Liston – di Roberto Rossi Testa

literaturwurst-series-dieter-roth-1961.jpg

Due ciance sul LISTON
mi diceva il Moscon
nel mattino del mondo.
Tutto ancora da fare
ma già tutto versato
del sangue il capitale.
Io però Tutto è un attimo
già sapevo rispondergli
con api e cavalieri
ferrovieri e politici.
Li ricordate il LISP?
Il LAST? L’après-pendant?
Niente idola qui
qui solamente lessici
famigliari du Cange
noli foras in te ipsum
redi Bacco in Toscana
noli tangere niente
sarabanda né tango
solo burro per altri
esagoni forzati
a nostre spese e faccia.
In piscinoni a cozza
tracce di sangue e d’altro:
medici che non curano
se stessi e legulei
che non sanno accusarsi
e neppure difendersi.
Vieni qui ne parliamo
ma intanto il conto sale
con la benzina e il pane
mentre il mattino estremo
è qui: Salve Regina
e buonanotte al secchio.
Io non faccio più pieghe
ciò che devi fa’ presto
con le calze stirate
infine si sta in pace.
Tutto un attimo fu
il mondo senza noi
non importa e non duole.
Ma a sparigliare il gioco
il messaggero viene
col breve della GRAZIA.

Già la GRAZIA la GRAZIA:
che tutto sia mutato
e tutto ricominci
è questo l’amo.
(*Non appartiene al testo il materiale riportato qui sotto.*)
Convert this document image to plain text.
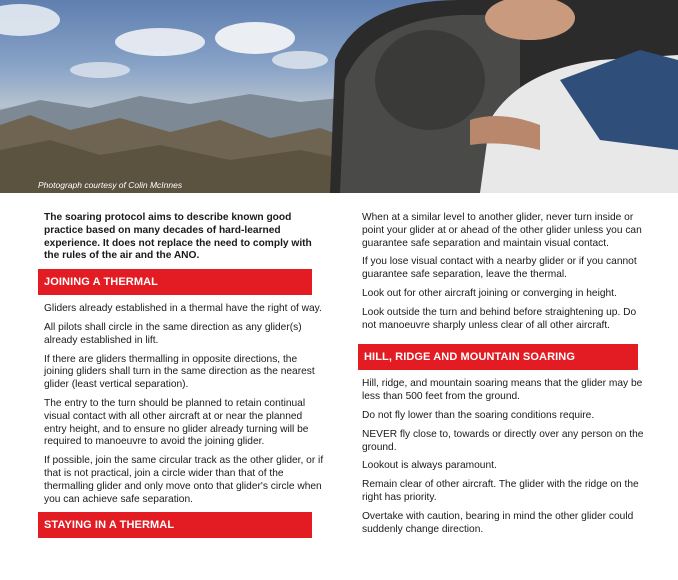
Photograph courtesy of Colin McInnes

The soaring protocol aims to describe known good practice based on many decades of hard-learned experience. It does not replace the need to comply with the rules of the air and the ANO.

JOINING A THERMAL

Gliders already established in a thermal have the right of way.

All pilots shall circle in the same direction as any glider(s) already established in lift.

If there are gliders thermalling in opposite directions, the joining gliders shall turn in the same direction as the nearest glider (least vertical separation).

The entry to the turn should be planned to retain continual visual contact with all other aircraft at or near the planned entry height, and to ensure no glider already turning will be required to manoeuvre to avoid the joining glider.

If possible, join the same circular track as the other glider, or if that is not practical, join a circle wider than that of the thermalling glider and only move onto that glider's circle when you can achieve safe separation.

STAYING IN A THERMAL

When at a similar level to another glider, never turn inside or point your glider at or ahead of the other glider unless you can guarantee safe separation and maintain visual contact.

If you lose visual contact with a nearby glider or if you cannot guarantee safe separation, leave the thermal.

Look out for other aircraft joining or converging in height.

Look outside the turn and behind before straightening up. Do not manoeuvre sharply unless clear of all other aircraft.

HILL, RIDGE AND MOUNTAIN SOARING

Hill, ridge, and mountain soaring means that the glider may be less than 500 feet from the ground.

Do not fly lower than the soaring conditions require.

NEVER fly close to, towards or directly over any person on the ground.

Lookout is always paramount.

Remain clear of other aircraft. The glider with the ridge on the right has priority.

Overtake with caution, bearing in mind the other glider could suddenly change direction.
No
grazie sarei tentato
ma non avrò più calze
così bene stirate
né mani sì pulite
né labbra così monde.
Pure dir sì alla terra
ed insieme anche al Cielo
chi saprebbe resistervi?
Questo è l’amo: davvero:
e l’abboccarvi è dolce.

(Immagine: Dieter Roth – Literaturwurst 1961)

5 pensieri su “Liston – di Roberto Rossi Testa

  1. Cari amici,
    rispondo telegraficamente causa semilutti in famiglia.
    Innanzitutto grazie a franzk in particolare per l’immagine dei salami che mi ricorda il mio caro jacovitti; però devo osservare che sono vegetariano, per quanto può servire nell’economia del mondo.
    Moscon era il nome di battaglia di un commercialista-giornalista satirico veneto amico mio, e a mio giudizio il liston è qualsiasi “tappeto di ciacole” dove due veneti s’incontrano a parlare (io veneto non sono, bensì piemontese). Si badi, è una notazione antrolopologica, senza certe inclinazioni naturali non avremmo avuto Goldoni!
    Signora del Ponte di Lance, lei continua a dimostrare attitudini inquietanti.
    La bara-scialuppa di Queegueg è un’immagine che mi accompagna da sempre, rileggo di continuo il passo finale del libro e… compare anche in versi miei che non ha ancora letto nessuno. E’ vero che le note sono sette, ma le pagine scritte son qualcuna di più.
    Infine il Lisp è un linguaggio di programmazione che si usava quando studiavo informatica, un secolo fa.